Brooklyn Father And Son Launch Homemade Spacecraft
Adair writes "A father and son team from Brooklyn successfully launched a homemade spacecraft nearly 19 miles (around 100,000 feet) above the Earth's surface. The craft was a 19-inch helium-filled weather balloon attached to a Styrofoam capsule that housed an HD video camera and an iPhone. The camera recorded video of its ascent into the stratosphere, its apogee where the balloon reached its breaking point, and its descent back to earth. They rigged a parachute to the capsule to aid in its return to Earth, and the iPhone broadcast its GPS coordinates so they could track it down. The craft landed a mere 30 miles from its launch point in Newburgh, NY, due to a quick ascent and two differing wind patterns. The pair spent eight months researching and test-flying the craft before launching it in August. Columbia University Professor of Astronomy Marcel Aguera said, 'They were very good but also very lucky.'"
This is a very clever use of an iPhone. I would love to see this one used as a yearlong high school science project. The ROI on materials is incredible here.
19 miles is still in the stratosphere.
"Total destruction the only solution" - Bob Marley
Seriously, it only goes up 30km. And there is no improvement that can possibly be made to a helium balloon that can make it actually go any higher than Earth's atmosphere. It's a good accomplishment but calling it a spacecraft is a bit disingenuous.
The other reasons it won't be in the press: It didn't make it to space and it seems like everyone else is doing it too. Yeah, its a nice accomplishment, yeah, they should be proud of it but its not unique in the least, it seems like the past year everyone has been doing essentially what they have done.
Taxation is legalized theft, no more, no less.

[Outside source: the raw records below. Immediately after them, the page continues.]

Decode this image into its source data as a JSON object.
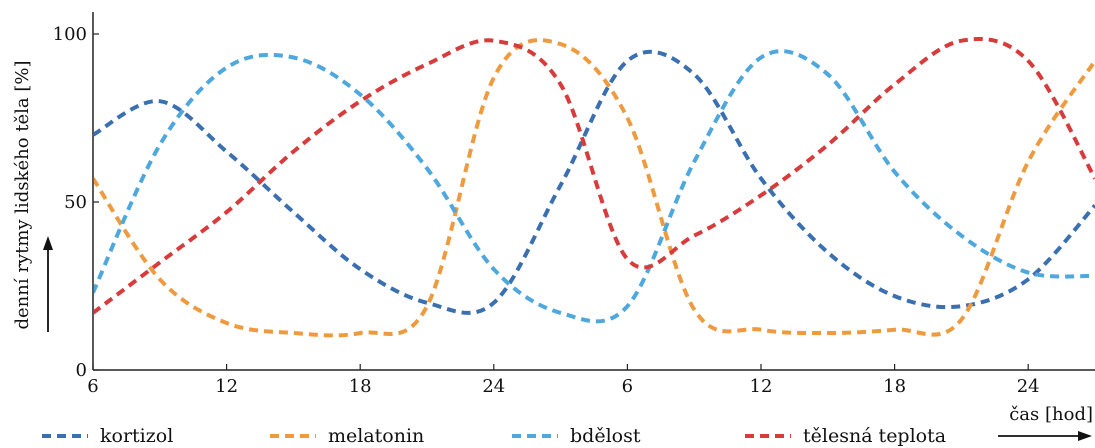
{
  "chart_data": {
    "type": "line",
    "xlabel": "čas [hod]",
    "ylabel": "denní rytmy lidského těla [%]",
    "ylim": [
      0,
      100
    ],
    "x_hours": [
      6,
      9,
      12,
      15,
      18,
      21,
      24,
      27,
      30,
      33,
      36,
      39,
      42,
      45,
      48,
      51
    ],
    "x_ticks": [
      {
        "hour": 6,
        "label": "6"
      },
      {
        "hour": 12,
        "label": "12"
      },
      {
        "hour": 18,
        "label": "18"
      },
      {
        "hour": 24,
        "label": "24"
      },
      {
        "hour": 30,
        "label": "6"
      },
      {
        "hour": 36,
        "label": "12"
      },
      {
        "hour": 42,
        "label": "18"
      },
      {
        "hour": 48,
        "label": "24"
      }
    ],
    "y_ticks": [
      0,
      50,
      100
    ],
    "series": [
      {
        "name": "kortizol",
        "color": "#3a6fb0",
        "values": [
          70,
          80,
          65,
          47,
          30,
          20,
          20,
          55,
          92,
          88,
          57,
          35,
          22,
          19,
          27,
          49
        ]
      },
      {
        "name": "melatonin",
        "color": "#ee9b3f",
        "values": [
          57,
          27,
          14,
          11,
          11,
          19,
          87,
          97,
          75,
          18,
          12,
          11,
          12,
          15,
          62,
          92
        ]
      },
      {
        "name": "bdělost",
        "color": "#4ea7dd",
        "values": [
          23,
          67,
          90,
          93,
          82,
          60,
          30,
          17,
          19,
          62,
          93,
          88,
          59,
          40,
          29,
          28
        ]
      },
      {
        "name": "tělesná teplota",
        "color": "#d83b3b",
        "values": [
          17,
          32,
          47,
          65,
          80,
          91,
          98,
          85,
          33,
          40,
          52,
          67,
          85,
          98,
          92,
          57
        ]
      }
    ]
  }
}
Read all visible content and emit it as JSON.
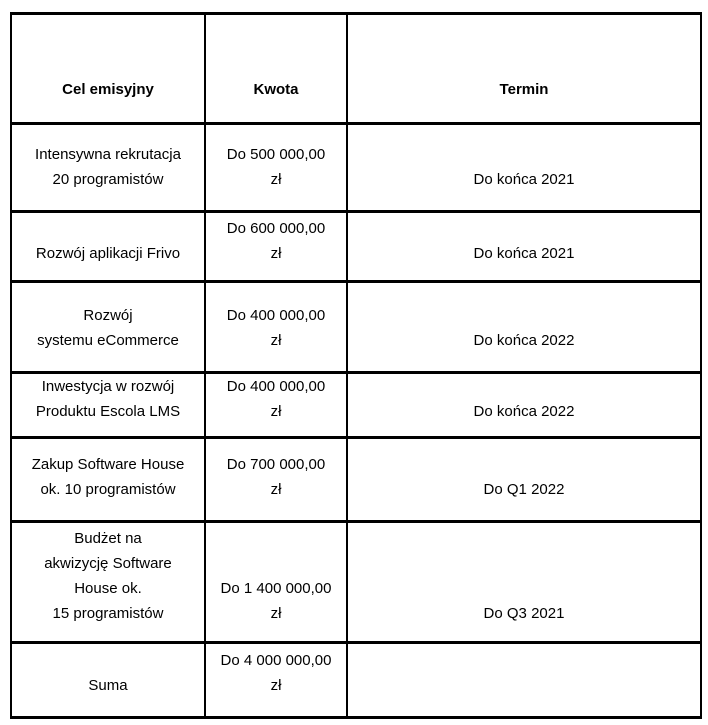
{
  "table": {
    "headers": [
      "Cel emisyjny",
      "Kwota",
      "Termin"
    ],
    "rows": [
      {
        "goal": "Intensywna rekrutacja\n20 programistów",
        "amount": "Do 500 000,00\nzł",
        "deadline": "Do końca 2021"
      },
      {
        "goal": "Rozwój aplikacji Frivo",
        "amount": "Do 600 000,00\nzł",
        "deadline": "Do końca 2021"
      },
      {
        "goal": "Rozwój\nsystemu eCommerce",
        "amount": "Do 400 000,00\nzł",
        "deadline": "Do końca 2022"
      },
      {
        "goal": "Inwestycja w rozwój\nProduktu Escola LMS",
        "amount": "Do 400 000,00\nzł",
        "deadline": "Do końca 2022"
      },
      {
        "goal": "Zakup Software House\nok. 10 programistów",
        "amount": "Do 700 000,00\nzł",
        "deadline": "Do Q1 2022"
      },
      {
        "goal": "Budżet na\nakwizycję Software\nHouse ok.\n15 programistów",
        "amount": "Do 1 400 000,00\nzł",
        "deadline": "Do Q3 2021"
      },
      {
        "goal": "Suma",
        "amount": "Do 4 000 000,00\nzł",
        "deadline": ""
      }
    ],
    "colors": {
      "border": "#000000",
      "background": "#ffffff",
      "text": "#000000"
    }
  }
}
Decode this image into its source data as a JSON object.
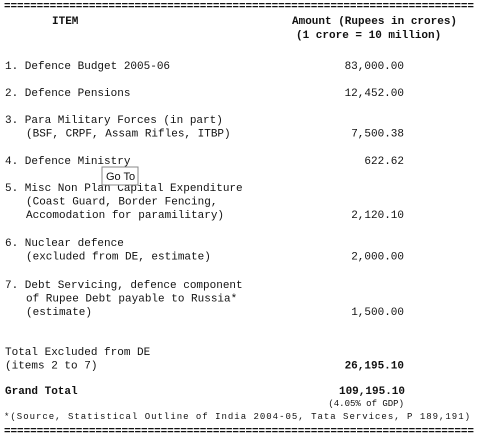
{
  "rules": {
    "top": "========================================================================",
    "bottom": "========================================================================"
  },
  "header": {
    "item": "ITEM",
    "amount": "Amount (Rupees in crores)",
    "note": "(1 crore = 10 million)"
  },
  "rows": [
    {
      "lines": [
        "1. Defence Budget 2005-06"
      ],
      "amount": "83,000.00"
    },
    {
      "lines": [
        "2. Defence Pensions"
      ],
      "amount": "12,452.00"
    },
    {
      "lines": [
        "3. Para Military Forces (in part)",
        "(BSF, CRPF, Assam Rifles, ITBP)"
      ],
      "amount": "7,500.38"
    },
    {
      "lines": [
        "4. Defence Ministry"
      ],
      "amount": "622.62"
    },
    {
      "lines": [
        "5. Misc Non Plan Capital Expenditure",
        "(Coast Guard, Border Fencing,",
        "Accomodation for paramilitary)"
      ],
      "amount": "2,120.10"
    },
    {
      "lines": [
        "6. Nuclear defence",
        "(excluded from DE, estimate)"
      ],
      "amount": "2,000.00"
    },
    {
      "lines": [
        "7. Debt Servicing, defence component",
        "of Rupee Debt payable to Russia*",
        "(estimate)"
      ],
      "amount": "1,500.00"
    }
  ],
  "total": {
    "lines": [
      "Total Excluded from DE",
      "(items 2 to 7)"
    ],
    "amount": "26,195.10"
  },
  "grand_total": {
    "label": "Grand Total",
    "amount": "109,195.10",
    "note": "(4.05% of GDP)"
  },
  "source": "*(Source, Statistical Outline of India 2004-05, Tata Services, P 189,191)",
  "tooltip": "Go To"
}
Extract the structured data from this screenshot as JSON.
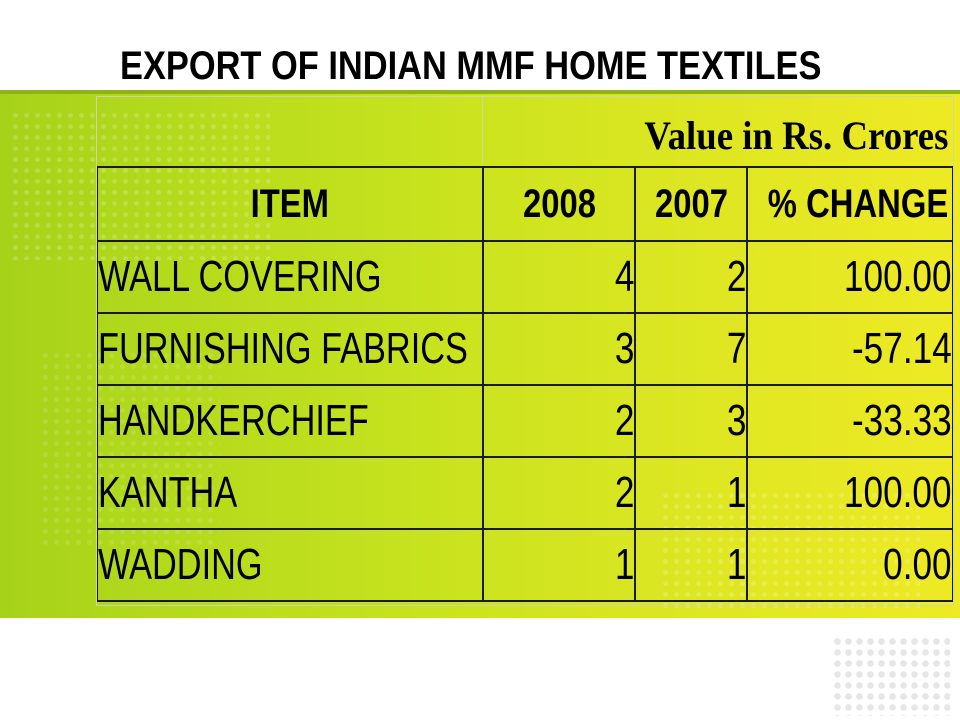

Nearly the same exact thing was done over a year ago for a budget of only $150 by college students from MIT.
http://www.wired.com/gadgetlab/2009/09/the-150-space-camera-mit-students-beat-nasa-on-beer-money-budget/
And this?: http://www.dailymail.co.uk/sciencetech/article-1260323/British-aerospace-enthusiast-takes-NASA-style-photographs-using-helium-balloon-pocket-camera.html
Seriously, are we going to be calling it spacecraft? What is it going to be next? The Flip based UFO?
pleaaaseee.... gimme a break...
There is one on n900 - it measures how high can you throw you n900 and how high is the drop, using the timer and accelerometer.
If slashdot ever allows real article moderation (and not that firehose abortion), in addition to 'flamebait' and 'troll', can we have a '-1, pedant bait' article? Seriously, at the time of this comment, of 35 articles, at least half are arguing over whether or not this is truly a spacecraft. It's really easy to shit on others from the safety of your parents' basement. Whether it has been done before is also irrelevant. This father and son is doing something. There's too many complainers to call someone else out specifically, but what have you people done lately? I don't claim to have done anything interesting of late, but I also am not shitting on what others have done.
Jesus was all right but his disciples were thick and ordinary. -John Lennon
You sure told that 8 year old. Kudos.
I agree, I don't know why slashdot (and other "news" outlets) keep running stories of this kind. 100,000 feet ain't space. It ain't even CLOSE to space (Usually defined as above 100,000 meters-- over three times as high), and it sure as hell ain't orbit, which is the kind of space people usually *think* of as being spaceflight.
And it isn't even unusual-- basically, this is nice, but the bottom line is that these guys flew a weather balloon, which reached the kind of altitudes that such balloons usually reach. High school students do this routinely-- hundreds of them do it every year.
Congrats, guys, good work, and all that, but it's not news.
What the grandparent probably meant by 'stay afloat' is maintaining altitude for a considerate amount of time. SSO and X-15 reached the 100km point, but had to come down relatively quickly because, once fuel runs out, you just fall to the gravity well.
If you're in the atmosphere, you can glide without using all that much fuel. You can't do that in space - certainly not at 100km altitude. In order to 'stay afloat', you need to do orbital velocity.
Of course, since it's not like atmosphere abruptly ends somewhere, the 'where to draw the line' can be a bit arbitrary, but the currently chosen one isn't impractical.
Serving time in Aristotelean prison for violating laws of physics
The Brooklyn man was quoted as saying "it all started as a way to find out if there was really any place at all where I could get good reception on the iphone". When the phone landed there were 7 voicemail messages, 13 text messages, and 16 emails that were all sent several days prior but had managed to download at about 5 vertical miles.